Financial firms must boost marketing activity
Research from customer insight and database marketing specialist KDB has revealed that UK financial firms need to boost marketing to take advantage of the economic recovery.
The results of KDB's survey of 1,000 consumers across the UK suggest that the market is ripe for firms marketing investment products and services, with 71 per cent of respondents saying they either invest directly themselves or through a financial adviser.
The research also revealed that 65 per cent of those respondents who said they invest also said they were increasing the amount they invest this year.
The survey, which was balanced by gender, region, social class and age, found that the older the person, the more likely they are to be investing.
The 55-plus age group - those most likely to be considering their pensions as they near retirement age - led the way in terms of making their savings work for them, with 84 per cent declaring that they were actively investing.
But even more than half of the respondents in the 18-24 age bracket said they were investors.
The survey also indicated, however, that financial firms are doing an insufficient job of marketing their products and services to prospective and existing customers, as 70 per cent of all respondents found that the majority of direct mail they received from these companies is irrelevant to them while only 13 per cent said that a substantial proportion of the post they receive from these companies is of interest to them.
A breakdown of the findings indicated, however, that financial firms were doing better in certain markets, particularly London where 19 per cent of respondents said they found that a significant potion of this type of direct mail was of interest to them and only 64 per cent found the majority of this post to be irrelevant.
What financial firms selling investment products and services should find particularly worrying though is that the demographic groups with the greatest earning power and likelihood to invest - those age 45 and up - appear to be the consumers these firms are doing the poorest job of reaching with their marketing.
The survey found that 77 per cent of these consumers said the majority of the direct mail they receive from these companies is irrelevant.
Only nine per cent of 45 to 55-year-olds and 11 per cent of the 55-plus age group found that a significant portion of the print communications sent to them from financial firms was of interest.
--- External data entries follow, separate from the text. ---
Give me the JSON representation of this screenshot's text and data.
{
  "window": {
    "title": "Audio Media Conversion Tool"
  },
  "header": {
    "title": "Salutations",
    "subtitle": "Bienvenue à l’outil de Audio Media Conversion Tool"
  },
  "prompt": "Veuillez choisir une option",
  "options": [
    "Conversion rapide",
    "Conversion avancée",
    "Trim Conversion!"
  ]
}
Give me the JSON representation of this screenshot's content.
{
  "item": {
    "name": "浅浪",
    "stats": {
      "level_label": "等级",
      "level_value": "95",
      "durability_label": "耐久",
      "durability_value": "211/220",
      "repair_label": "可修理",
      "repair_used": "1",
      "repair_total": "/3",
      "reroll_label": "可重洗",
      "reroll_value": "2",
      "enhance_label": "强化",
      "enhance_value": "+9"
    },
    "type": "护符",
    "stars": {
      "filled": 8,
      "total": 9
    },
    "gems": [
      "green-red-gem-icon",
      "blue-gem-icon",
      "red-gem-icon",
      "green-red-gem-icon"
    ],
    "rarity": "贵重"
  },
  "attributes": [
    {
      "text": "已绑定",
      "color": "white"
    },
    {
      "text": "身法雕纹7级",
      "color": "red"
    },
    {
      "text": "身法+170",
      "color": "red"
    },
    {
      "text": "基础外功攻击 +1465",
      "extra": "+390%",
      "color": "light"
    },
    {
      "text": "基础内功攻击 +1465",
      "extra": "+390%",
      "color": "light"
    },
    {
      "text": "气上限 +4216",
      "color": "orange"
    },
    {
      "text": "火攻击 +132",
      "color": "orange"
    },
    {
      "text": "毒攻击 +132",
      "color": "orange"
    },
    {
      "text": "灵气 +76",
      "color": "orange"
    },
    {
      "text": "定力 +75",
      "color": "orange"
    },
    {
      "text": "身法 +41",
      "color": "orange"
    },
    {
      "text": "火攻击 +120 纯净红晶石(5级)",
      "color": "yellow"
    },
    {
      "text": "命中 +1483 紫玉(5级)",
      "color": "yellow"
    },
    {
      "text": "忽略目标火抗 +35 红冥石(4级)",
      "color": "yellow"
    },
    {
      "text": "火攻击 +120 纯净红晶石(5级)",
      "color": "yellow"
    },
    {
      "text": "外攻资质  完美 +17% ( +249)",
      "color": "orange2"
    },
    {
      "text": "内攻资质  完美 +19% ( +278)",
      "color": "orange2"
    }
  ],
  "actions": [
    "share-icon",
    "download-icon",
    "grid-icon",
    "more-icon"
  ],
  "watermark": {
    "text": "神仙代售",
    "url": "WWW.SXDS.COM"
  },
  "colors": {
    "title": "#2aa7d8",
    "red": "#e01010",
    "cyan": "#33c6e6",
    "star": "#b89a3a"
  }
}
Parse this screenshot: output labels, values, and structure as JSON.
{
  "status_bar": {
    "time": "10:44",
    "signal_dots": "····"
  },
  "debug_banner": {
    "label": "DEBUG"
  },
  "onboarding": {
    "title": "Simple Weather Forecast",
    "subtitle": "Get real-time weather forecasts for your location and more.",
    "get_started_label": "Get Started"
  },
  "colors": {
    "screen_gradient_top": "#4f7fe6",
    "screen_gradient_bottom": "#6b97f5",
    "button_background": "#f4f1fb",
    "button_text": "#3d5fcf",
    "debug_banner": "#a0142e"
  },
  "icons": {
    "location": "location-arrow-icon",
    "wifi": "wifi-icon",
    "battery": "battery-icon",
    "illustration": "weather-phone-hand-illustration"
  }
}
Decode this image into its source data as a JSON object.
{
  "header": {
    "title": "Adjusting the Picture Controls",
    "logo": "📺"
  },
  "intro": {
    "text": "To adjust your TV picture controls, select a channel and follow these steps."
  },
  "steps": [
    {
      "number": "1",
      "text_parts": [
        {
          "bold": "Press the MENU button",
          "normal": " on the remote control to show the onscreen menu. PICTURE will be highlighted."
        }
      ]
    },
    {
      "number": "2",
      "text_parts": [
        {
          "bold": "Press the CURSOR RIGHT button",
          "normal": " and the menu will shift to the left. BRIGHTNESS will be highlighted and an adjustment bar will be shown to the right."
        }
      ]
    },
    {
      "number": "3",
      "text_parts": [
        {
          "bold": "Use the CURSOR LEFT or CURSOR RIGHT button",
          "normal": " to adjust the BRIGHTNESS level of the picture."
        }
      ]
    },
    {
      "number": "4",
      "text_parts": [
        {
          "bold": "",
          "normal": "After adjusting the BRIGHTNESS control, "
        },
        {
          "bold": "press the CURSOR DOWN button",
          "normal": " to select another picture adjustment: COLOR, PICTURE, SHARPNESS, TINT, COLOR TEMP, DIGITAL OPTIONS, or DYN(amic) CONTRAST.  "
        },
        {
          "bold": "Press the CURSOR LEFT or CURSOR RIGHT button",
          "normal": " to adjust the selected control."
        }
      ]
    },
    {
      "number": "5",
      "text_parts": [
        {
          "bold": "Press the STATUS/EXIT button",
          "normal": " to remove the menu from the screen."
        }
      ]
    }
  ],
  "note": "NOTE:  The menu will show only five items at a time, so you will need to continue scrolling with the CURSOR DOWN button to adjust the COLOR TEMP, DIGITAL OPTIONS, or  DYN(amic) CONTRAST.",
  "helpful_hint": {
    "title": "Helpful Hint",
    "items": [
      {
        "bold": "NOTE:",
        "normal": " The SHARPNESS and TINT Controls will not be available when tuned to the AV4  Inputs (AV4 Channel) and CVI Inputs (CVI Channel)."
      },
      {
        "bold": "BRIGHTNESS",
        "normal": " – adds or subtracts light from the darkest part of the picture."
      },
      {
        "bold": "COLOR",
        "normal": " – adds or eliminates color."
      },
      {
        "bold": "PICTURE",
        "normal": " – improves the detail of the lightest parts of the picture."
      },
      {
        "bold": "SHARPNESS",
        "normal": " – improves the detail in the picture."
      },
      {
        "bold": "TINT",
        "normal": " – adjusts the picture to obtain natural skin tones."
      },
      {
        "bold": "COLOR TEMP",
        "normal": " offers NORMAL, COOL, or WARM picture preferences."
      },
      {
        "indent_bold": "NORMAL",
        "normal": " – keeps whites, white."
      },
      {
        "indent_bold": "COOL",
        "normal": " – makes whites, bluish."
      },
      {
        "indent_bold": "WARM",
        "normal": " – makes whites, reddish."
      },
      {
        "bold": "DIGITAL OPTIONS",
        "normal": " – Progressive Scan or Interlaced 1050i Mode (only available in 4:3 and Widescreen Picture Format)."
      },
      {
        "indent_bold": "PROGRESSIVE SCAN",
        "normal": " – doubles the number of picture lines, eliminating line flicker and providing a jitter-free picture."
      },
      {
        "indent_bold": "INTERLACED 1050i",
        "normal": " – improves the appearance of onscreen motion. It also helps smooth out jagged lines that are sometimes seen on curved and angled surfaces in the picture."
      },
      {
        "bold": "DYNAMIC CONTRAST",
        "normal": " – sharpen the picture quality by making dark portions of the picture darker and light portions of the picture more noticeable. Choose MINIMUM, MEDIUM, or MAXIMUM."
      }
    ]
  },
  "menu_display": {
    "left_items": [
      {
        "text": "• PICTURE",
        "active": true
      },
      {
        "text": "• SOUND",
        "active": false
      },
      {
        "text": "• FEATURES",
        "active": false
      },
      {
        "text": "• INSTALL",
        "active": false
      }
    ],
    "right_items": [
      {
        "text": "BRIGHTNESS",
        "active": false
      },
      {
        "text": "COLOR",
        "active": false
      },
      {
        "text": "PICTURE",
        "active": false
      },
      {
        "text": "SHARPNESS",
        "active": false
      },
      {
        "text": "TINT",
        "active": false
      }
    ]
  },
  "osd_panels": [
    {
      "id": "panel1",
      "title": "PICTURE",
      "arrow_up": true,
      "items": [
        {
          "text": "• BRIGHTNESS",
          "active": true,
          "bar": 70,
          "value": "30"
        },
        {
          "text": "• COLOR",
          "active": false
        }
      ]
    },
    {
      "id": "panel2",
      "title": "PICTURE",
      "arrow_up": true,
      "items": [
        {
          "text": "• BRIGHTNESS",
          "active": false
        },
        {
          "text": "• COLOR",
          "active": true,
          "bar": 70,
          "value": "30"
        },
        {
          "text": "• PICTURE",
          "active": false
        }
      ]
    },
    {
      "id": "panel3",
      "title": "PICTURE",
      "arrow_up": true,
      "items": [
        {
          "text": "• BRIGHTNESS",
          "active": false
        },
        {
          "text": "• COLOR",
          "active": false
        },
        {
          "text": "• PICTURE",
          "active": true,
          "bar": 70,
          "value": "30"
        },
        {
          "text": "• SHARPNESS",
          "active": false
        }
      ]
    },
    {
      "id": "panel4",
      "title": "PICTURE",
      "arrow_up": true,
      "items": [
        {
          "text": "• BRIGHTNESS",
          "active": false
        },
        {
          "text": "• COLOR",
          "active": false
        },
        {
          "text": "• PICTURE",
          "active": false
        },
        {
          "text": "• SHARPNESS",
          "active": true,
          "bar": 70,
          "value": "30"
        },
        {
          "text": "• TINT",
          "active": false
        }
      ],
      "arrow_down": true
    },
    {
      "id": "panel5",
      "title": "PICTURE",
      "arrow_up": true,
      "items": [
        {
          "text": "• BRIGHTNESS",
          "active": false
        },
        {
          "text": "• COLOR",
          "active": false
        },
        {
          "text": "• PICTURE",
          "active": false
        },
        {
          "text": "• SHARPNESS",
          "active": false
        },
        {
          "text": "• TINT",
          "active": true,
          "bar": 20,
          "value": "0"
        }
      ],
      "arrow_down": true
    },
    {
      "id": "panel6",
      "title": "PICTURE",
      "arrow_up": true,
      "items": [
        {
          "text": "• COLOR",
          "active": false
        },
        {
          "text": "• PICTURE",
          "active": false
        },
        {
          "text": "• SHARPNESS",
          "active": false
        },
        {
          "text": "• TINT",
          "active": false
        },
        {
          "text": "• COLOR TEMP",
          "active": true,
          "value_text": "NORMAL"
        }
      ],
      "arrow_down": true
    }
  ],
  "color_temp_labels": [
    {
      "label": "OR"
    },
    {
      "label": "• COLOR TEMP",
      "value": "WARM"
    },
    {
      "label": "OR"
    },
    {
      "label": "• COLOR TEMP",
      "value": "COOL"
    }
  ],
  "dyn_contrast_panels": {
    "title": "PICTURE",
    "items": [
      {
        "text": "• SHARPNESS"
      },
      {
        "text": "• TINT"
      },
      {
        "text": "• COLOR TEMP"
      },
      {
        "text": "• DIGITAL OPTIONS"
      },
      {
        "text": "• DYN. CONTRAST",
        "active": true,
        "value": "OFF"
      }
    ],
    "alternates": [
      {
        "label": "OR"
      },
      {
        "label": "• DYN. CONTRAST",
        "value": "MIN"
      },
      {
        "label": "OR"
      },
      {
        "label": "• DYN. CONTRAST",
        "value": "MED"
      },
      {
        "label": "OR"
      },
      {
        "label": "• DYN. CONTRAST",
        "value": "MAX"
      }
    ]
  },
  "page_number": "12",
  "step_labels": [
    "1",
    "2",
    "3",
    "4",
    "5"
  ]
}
The survey also showed that men are slightly more likely to be investors with 72 per cent saying they put money into some kind of investment vehicle versus 69 per cent of women.
Regionally, the north east offered firms the fewest opportunities for targeting investors with only 55 per cent of the respondents in this region saying they are investors.
The south west, on the other hand, appears to be a hotbed of investment with 82 per cent of those surveyed there saying they invest.